Mortgage Rates Spike After ADP Report

Mortgage rates spiked today as the market was shaken this morning on the February ADP Report which blew away expectations and setting the table for a blockbuster NFP report on Friday. The bond markets had already moved higher in rate overnight, but the trend took off with the news.  What is surprising is that this report, as important as it can be, has been a soft precursor to the news that comes out 49 hours later.  However, when something like this beats the forecasts by as much as it did, the markets had to adjust their positions ahead of what may happen on Friday.

The data this morning adds to the reality that the Fed is falling behind on increasing interest rates at a more rapid pace.  The Fed must move three times this year to keep up with the economic growth that will inevitably lead to increased inflation. The Fed can be criticized for its slow movement, but as I stated this morning, I felt that they did what they had to do.

Treasury sold $20B of 10yr notes this afternoon, and the results were better than previous months.  Crude oil inventories increased today. The result a big decline in oil prices, down $3.00 at one point - a helpful event for the bond market in a left-handed way. Supply exceeding demand always lowers prices.

What is the bottom line?  We had the sharpest increase in rates since the elections, and the 10yr is now at 2.55%.  Tomorrow has several reports coming out, along with the ECB meeting overseas.
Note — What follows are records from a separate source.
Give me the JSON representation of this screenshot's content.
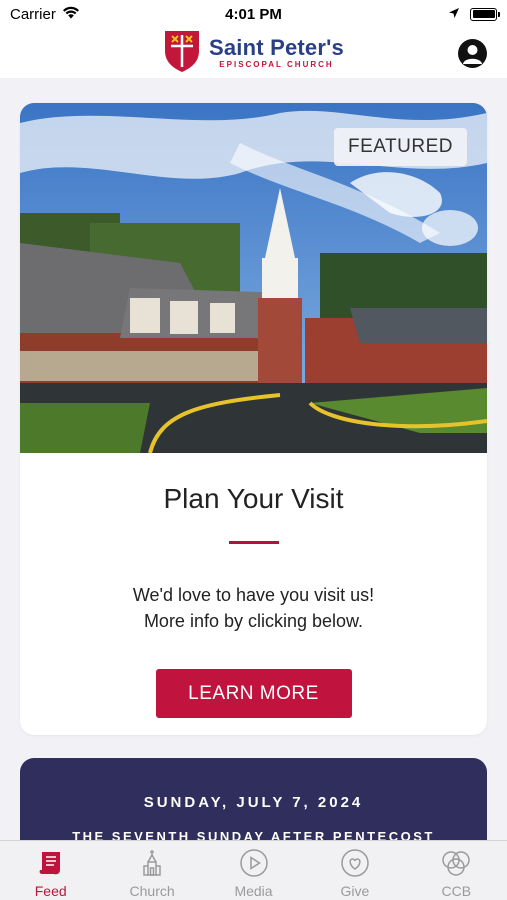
{
  "status": {
    "carrier": "Carrier",
    "time": "4:01 PM"
  },
  "header": {
    "title": "Saint Peter's",
    "subtitle": "EPISCOPAL CHURCH"
  },
  "featured": {
    "badge": "FEATURED",
    "title": "Plan Your Visit",
    "body_line1": "We'd love to have you visit us!",
    "body_line2": "More info by clicking below.",
    "button": "LEARN MORE"
  },
  "date_card": {
    "date": "SUNDAY, JULY 7, 2024",
    "occasion": "THE SEVENTH SUNDAY AFTER PENTECOST"
  },
  "tabs": [
    {
      "label": "Feed",
      "icon": "scroll-icon",
      "active": true
    },
    {
      "label": "Church",
      "icon": "church-icon",
      "active": false
    },
    {
      "label": "Media",
      "icon": "play-icon",
      "active": false
    },
    {
      "label": "Give",
      "icon": "heart-icon",
      "active": false
    },
    {
      "label": "CCB",
      "icon": "circles-icon",
      "active": false
    }
  ],
  "colors": {
    "brand_red": "#c0133d",
    "brand_blue": "#2a3f85",
    "date_card_bg": "#2f2e5c"
  }
}
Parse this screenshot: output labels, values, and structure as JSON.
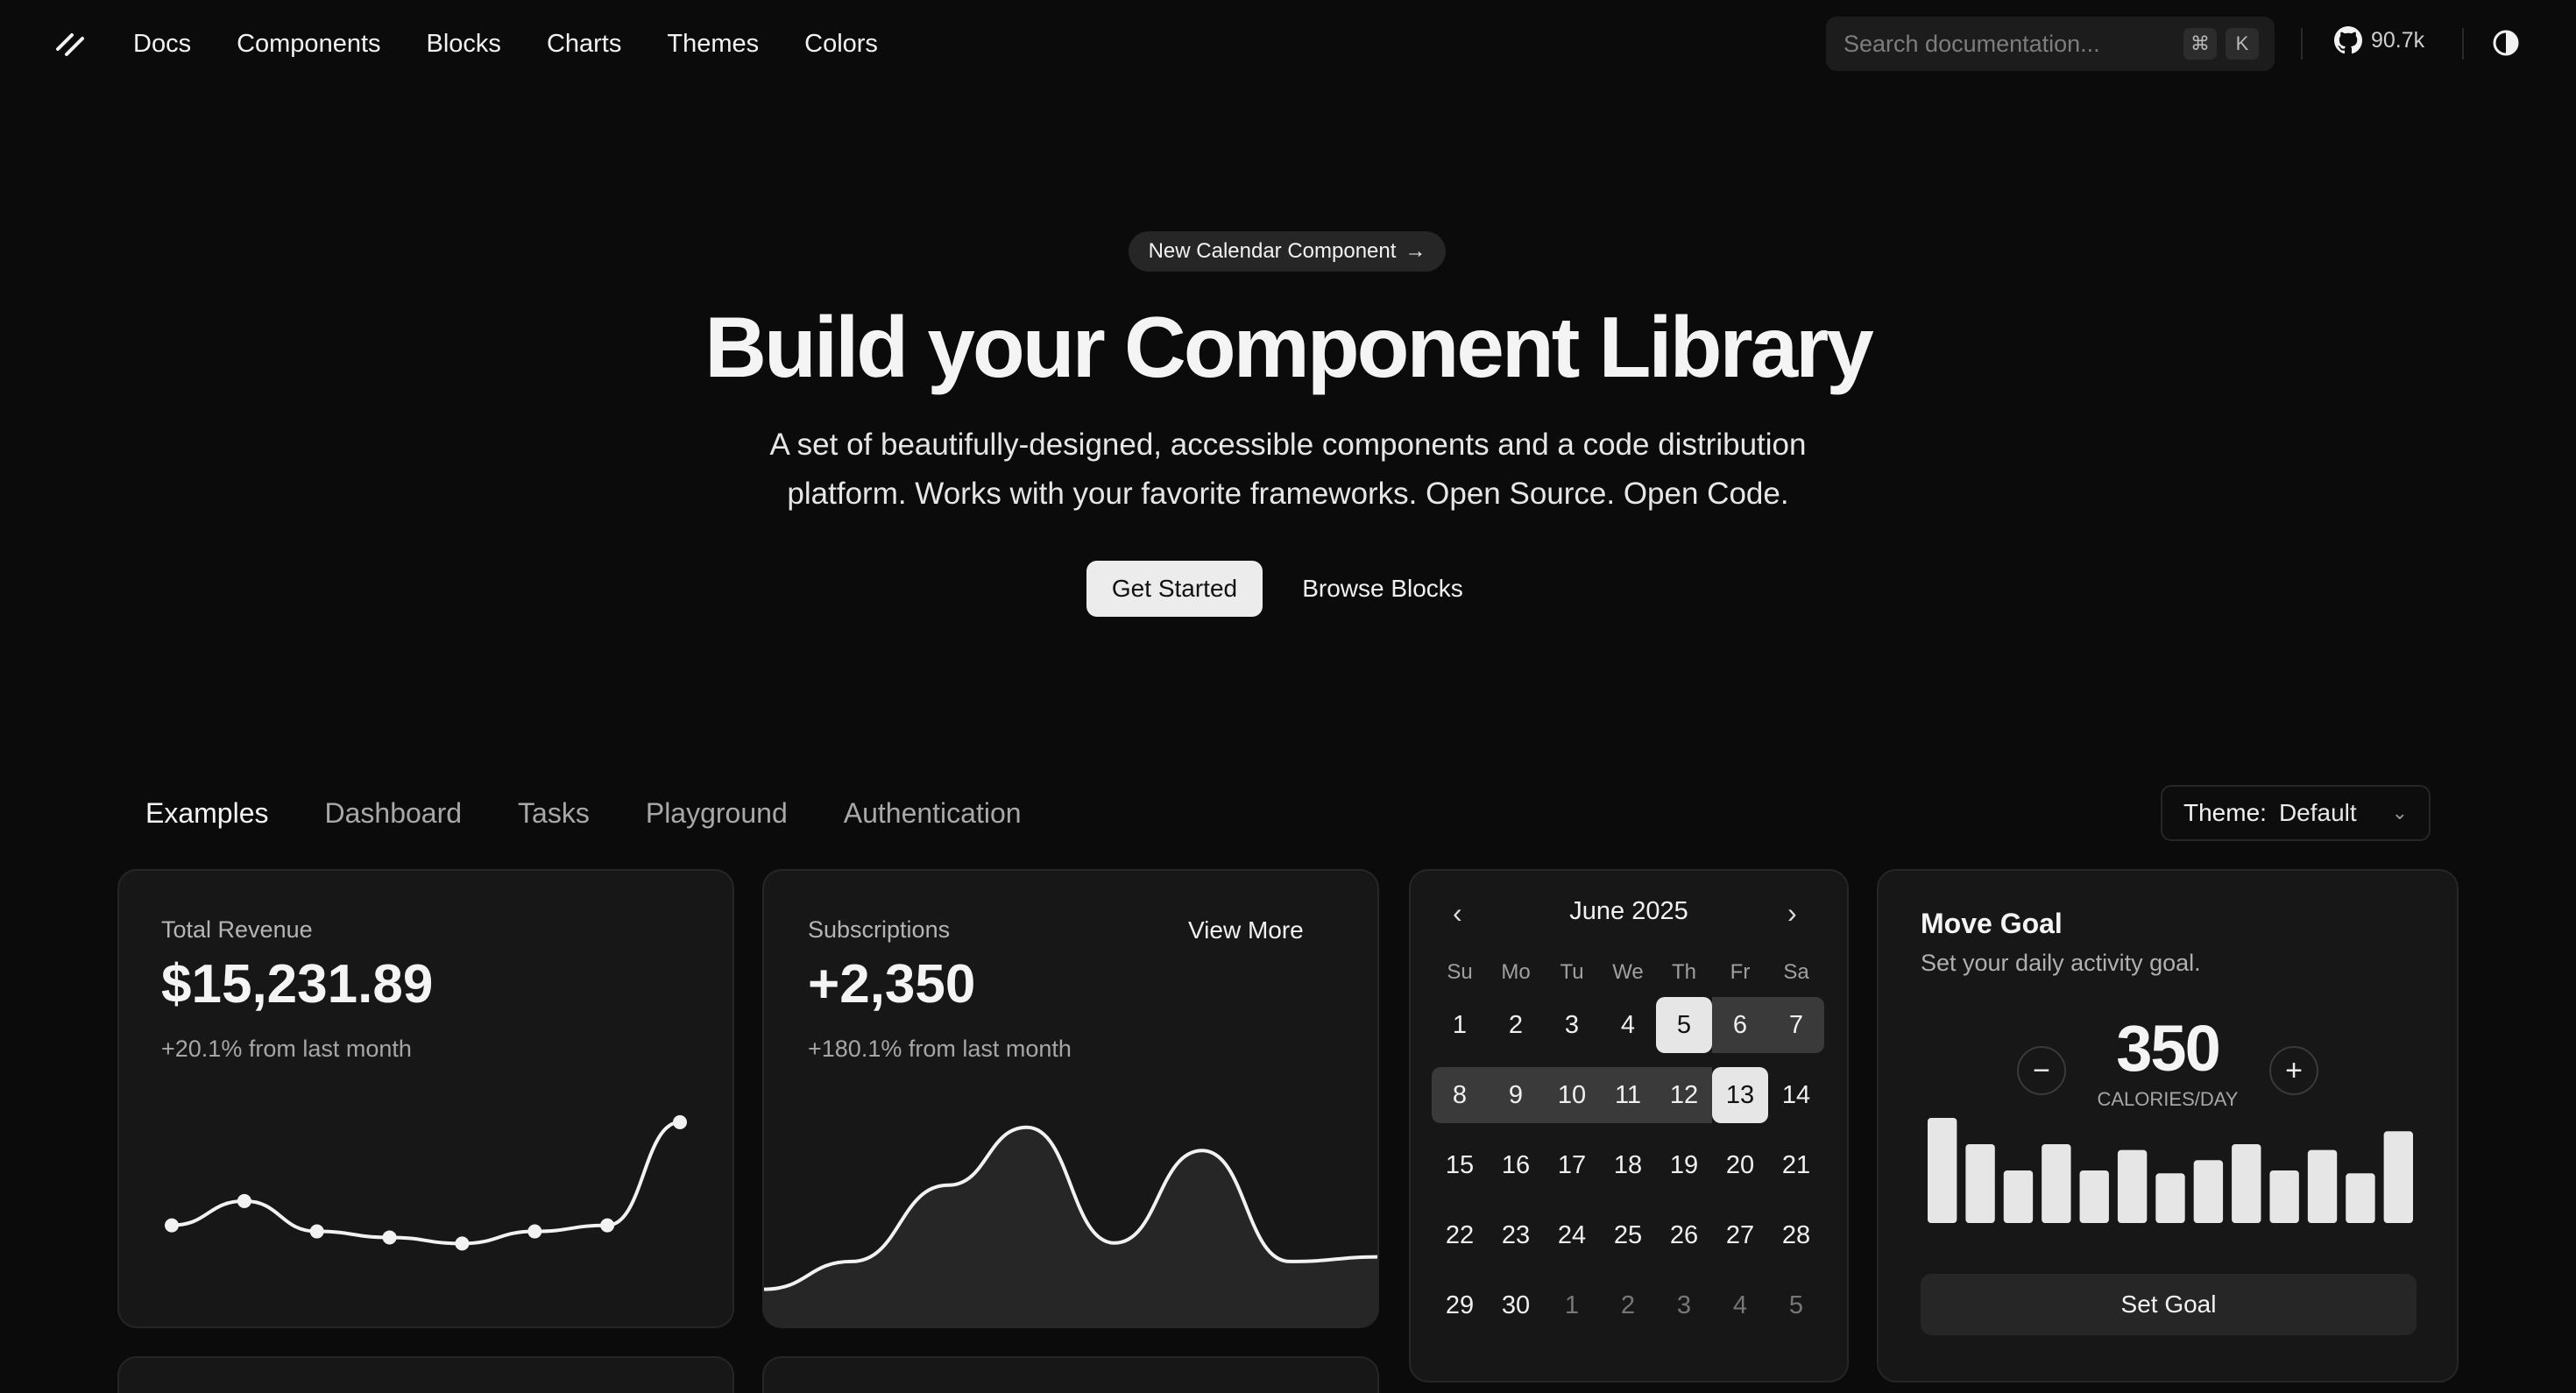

However, most of the chatter will still be on today’s news and the speculation on what will happen on Friday.

In summary, ADP's projection for February job growth blew away expectations, possibly setting the table for a blockbuster NFP report Friday.  Mortgage rates rose (again) on the heels of this bullish economic news, and the recent upward rate trend continues.  I see limited incentive to float here, and some others who are now considering locking for 60 days. Right now, the trend is NOT our friend.